TOVARNIK, Croatia (AP) -- The latest developments as European governments rush to cope with the huge number of people moving across Europe. All times local (CET):
Danish Prime Minister Lars Loekke Rasmussen says Denmark would on "a voluntarily basis" be willing to take 1,000 refugees "in the light of the extraordinary situation" but won't take part in any mandatory European Union quota to relocate the tens of thousands of migrants pouring into Europe.
Loekke Rasmussen says the country "cannot open our borders to anyone and everyone. We would not be able to absorb it economically and culturally."

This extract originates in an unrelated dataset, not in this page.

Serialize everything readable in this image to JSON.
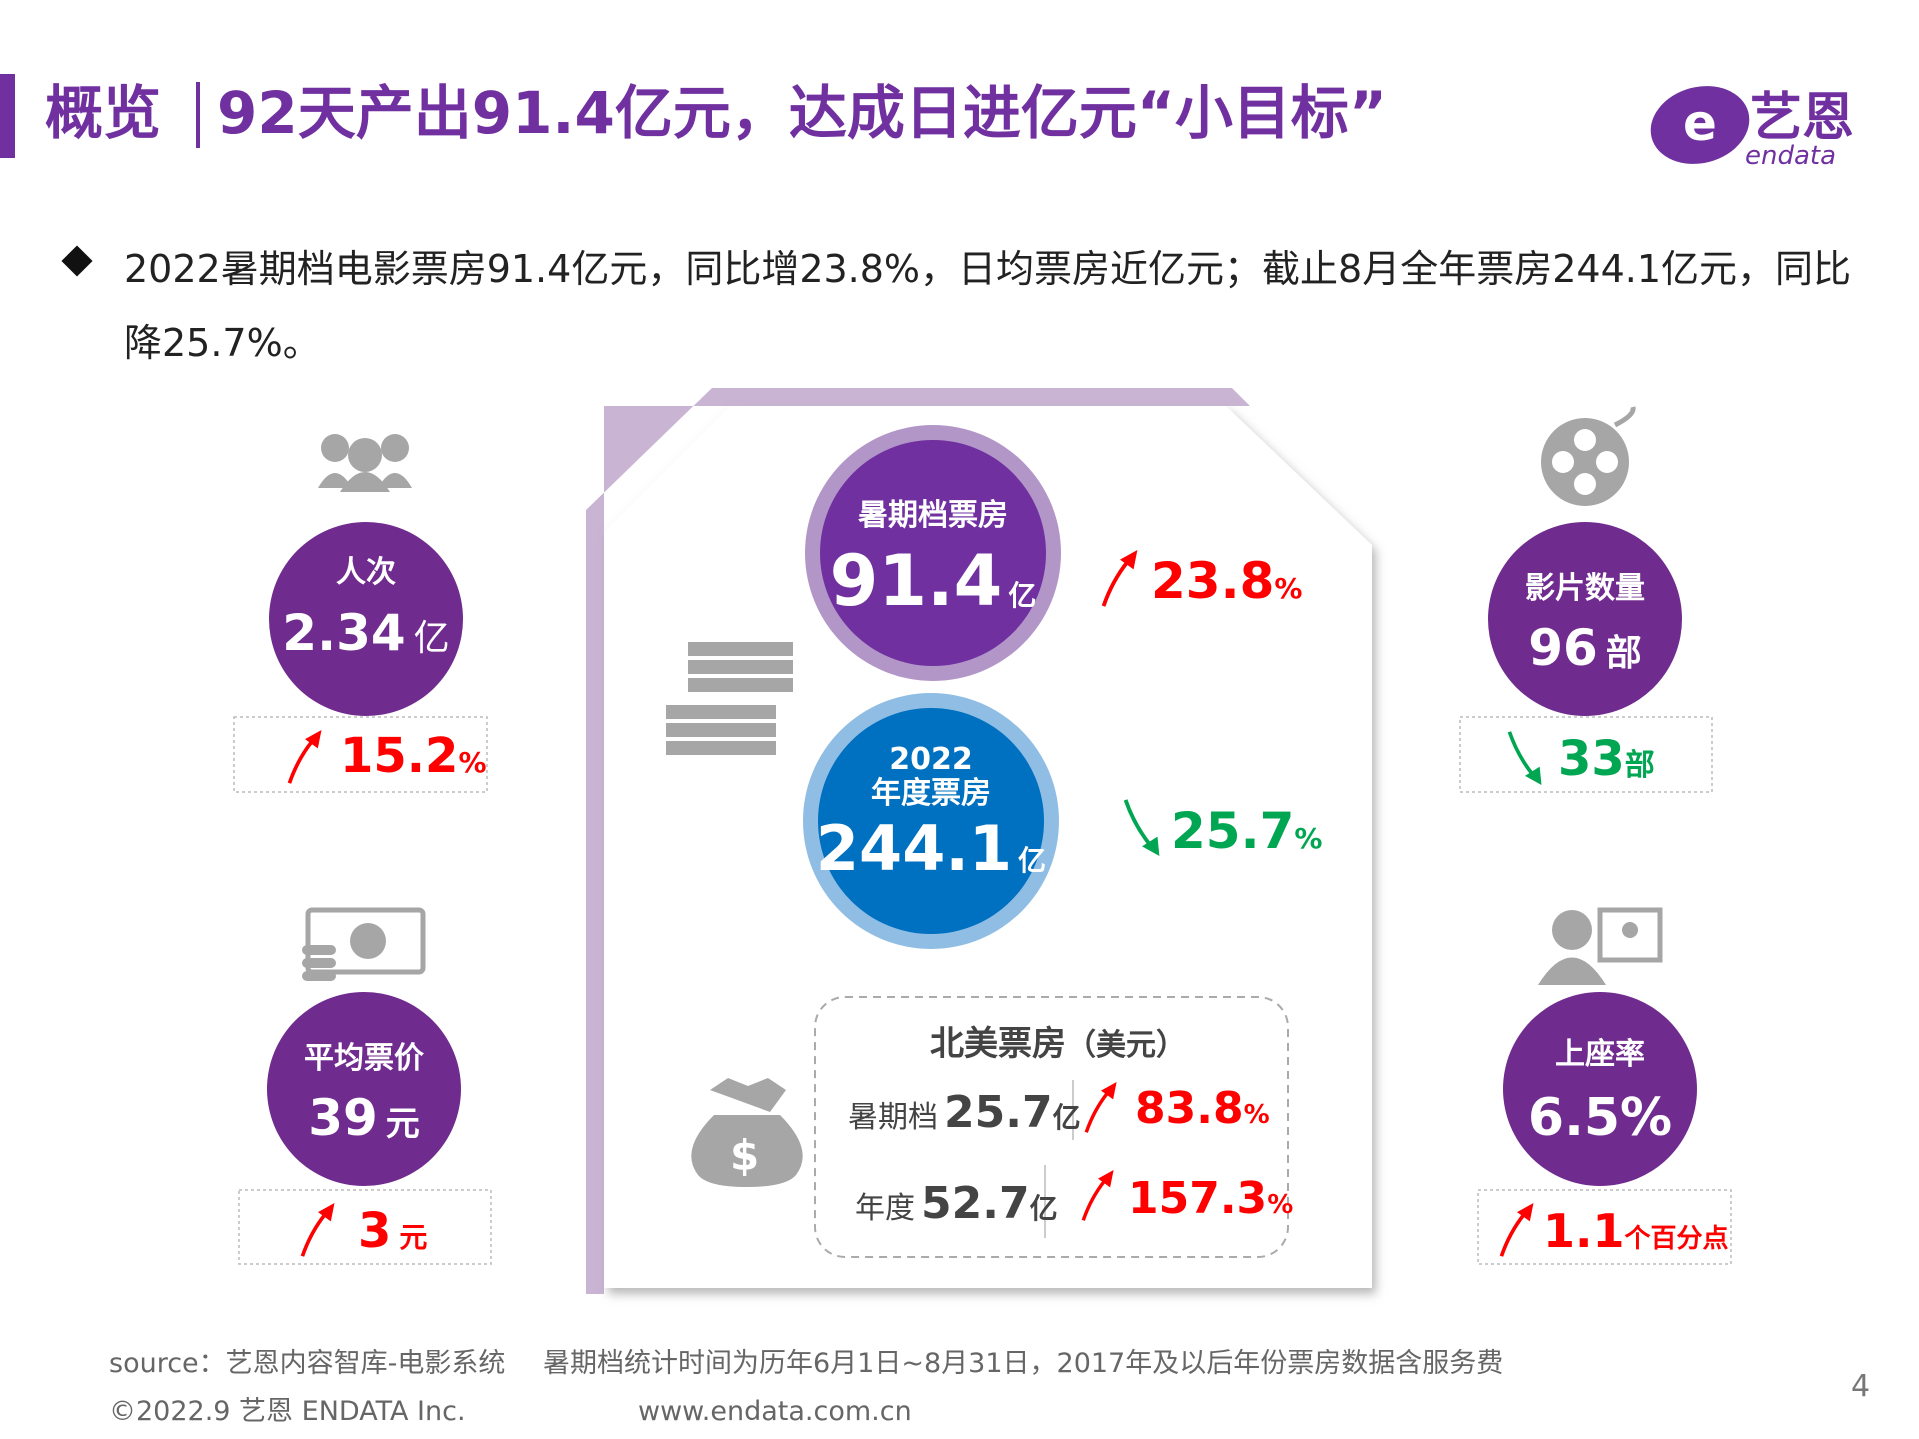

Along with Britain and Ireland, Denmark is not legally bound to take part in EU plans to spread refugees more evenly across the bloc.
Loekke Rasmussen told a news conference Thursday that later in the day he would meet with EU Commission chief Jean-Claude Juncker in Brussels, adding "we are challenged, Europe is challenged, Denmark is challenged."
He added Denmark also has earmarked 750 million kroner ($113 million) over the next years to help refugees "in particular in the neighboring areas." He didn't specify where or how the money should be used.
Thousands of migrants are pouring into Croatia, setting up a new path toward Western Europe after Hungary used tear gas and water cannons to keep them out of its territory.
Croatian police said Thursday that some 5,650 migrants have come into the country since first groups started arriving early on Wednesday. Authorities have been using trains and buses to transfer them to refugee centers.
Croatian authorities say they are forming a special body to deal with the influx. Interior Minister Ranko Ostojic says that the country has the situation under control. But he warned that "if huge waves start coming through Serbia we must consider different moves."